Even if you signed years ago, check:

  1. Domain registrar: Log in and confirm domains are in your company name.
  2. Cloud accounts: Check who owns your AWS, Azure, or Google Cloud accounts.
  3. Custom software contracts: Read the ownership clause. Do you own the code?
  4. SSL certificates: Do you have access to renew them if needed?

If you find problems, document them. Work with your vendor to fix them if possible. If they won't cooperate, that's information.

Questions to copy/paste

Ask before signing any contract:

  • "Who will own the intellectual property for any custom code written?"
  • "Will we receive the source code? Under what conditions?"
  • "Will we be named as the registrant for all domains?"
  • "Will cloud accounts be in our company name?"
  • "How do we export all our data if we cancel?"
  • "What happens to our accounts and data if you close?"
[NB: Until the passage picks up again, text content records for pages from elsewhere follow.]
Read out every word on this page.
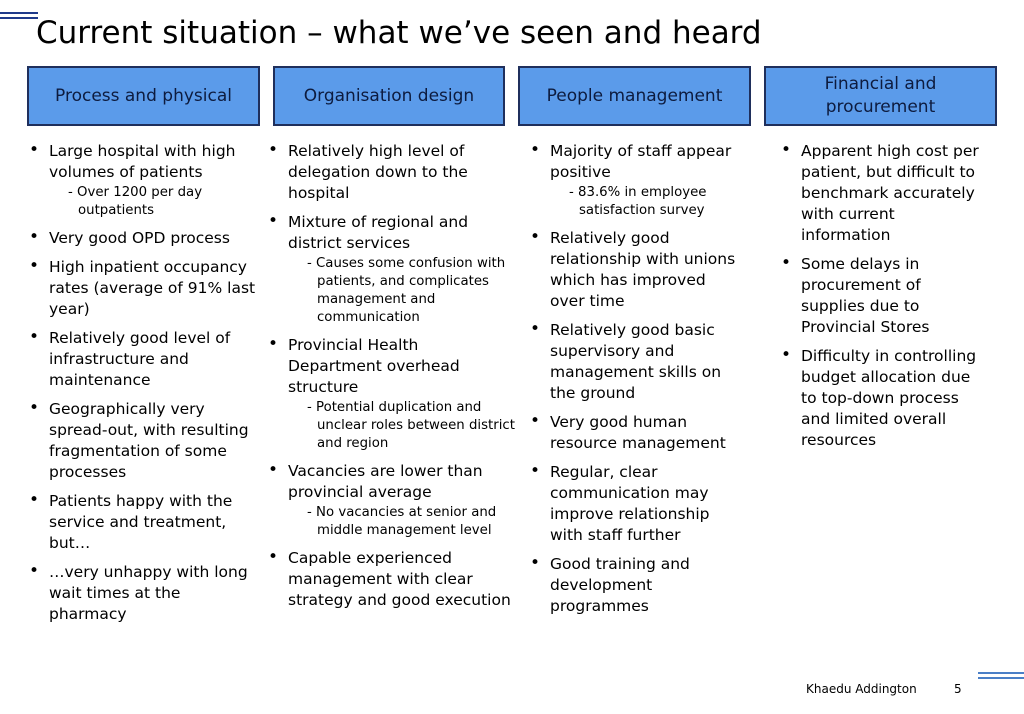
Current situation – what we’ve seen and heard
Process and physical	Organisation design	People management
Financial and procurement
• Large hospital with high volumes of patients
- Over 1200 per day outpatients
• Very good OPD process
• High inpatient occupancy rates (average of 91% last year)
• Relatively good level of infrastructure and maintenance
• Geographically very spread-out, with resulting fragmentation of some processes
• Patients happy with the service and treatment, but…
• …very unhappy with long wait times at the pharmacy
• Relatively high level of delegation down to the hospital
• Mixture of regional and district services
- Causes some confusion with patients, and complicates management and communication
• Provincial Health Department overhead structure
- Potential duplication and unclear roles between district and region
• Vacancies are lower than provincial average
- No vacancies at senior and middle management level
• Capable experienced management with clear strategy and good execution
• Majority of staff appear positive
- 83.6% in employee satisfaction survey
• Relatively good relationship with unions which has improved over time
• Relatively good basic supervisory and management skills on the ground
• Very good human resource management
• Regular, clear communication may improve relationship with staff further
• Good training and development programmes
• Apparent high cost per patient, but difficult to benchmark accurately with current information
• Some delays in procurement of supplies due to Provincial Stores
• Difficulty in controlling budget allocation due to top-down process and limited overall resources
Khaedu Addington	5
What it costs to get this wrong

Domain names: $500-$5,000 to rebuild online presence if you lose control

Cloud accounts: $10,000-$50,000+ to migrate infrastructure you don't control

Custom software: $50,000-$200,000+ to rebuild software you thought you owned

Data loss: Incalculable if you lose customer records, financial data, or operational data

When to hire help

Hire someone to audit your ownership situation when:

  • You have custom software and haven't reviewed the contract
  • You've had a bad relationship with a vendor and might want to leave
  • You're planning a sale or transition of the business
  • You don't know the answers to the questions above

A ownership audit takes 4-8 hours and costs $500-$2,000. It's worth it.

The bottom line

Ownership isn't complicated, but it's often ignored. Most SMBs don't think about it until they need to leave a vendor.

By then, it's too late.

Check your accounts. Read your contracts. Know what you own.

The time you spend now is far less than the time you'll spend fixing it later.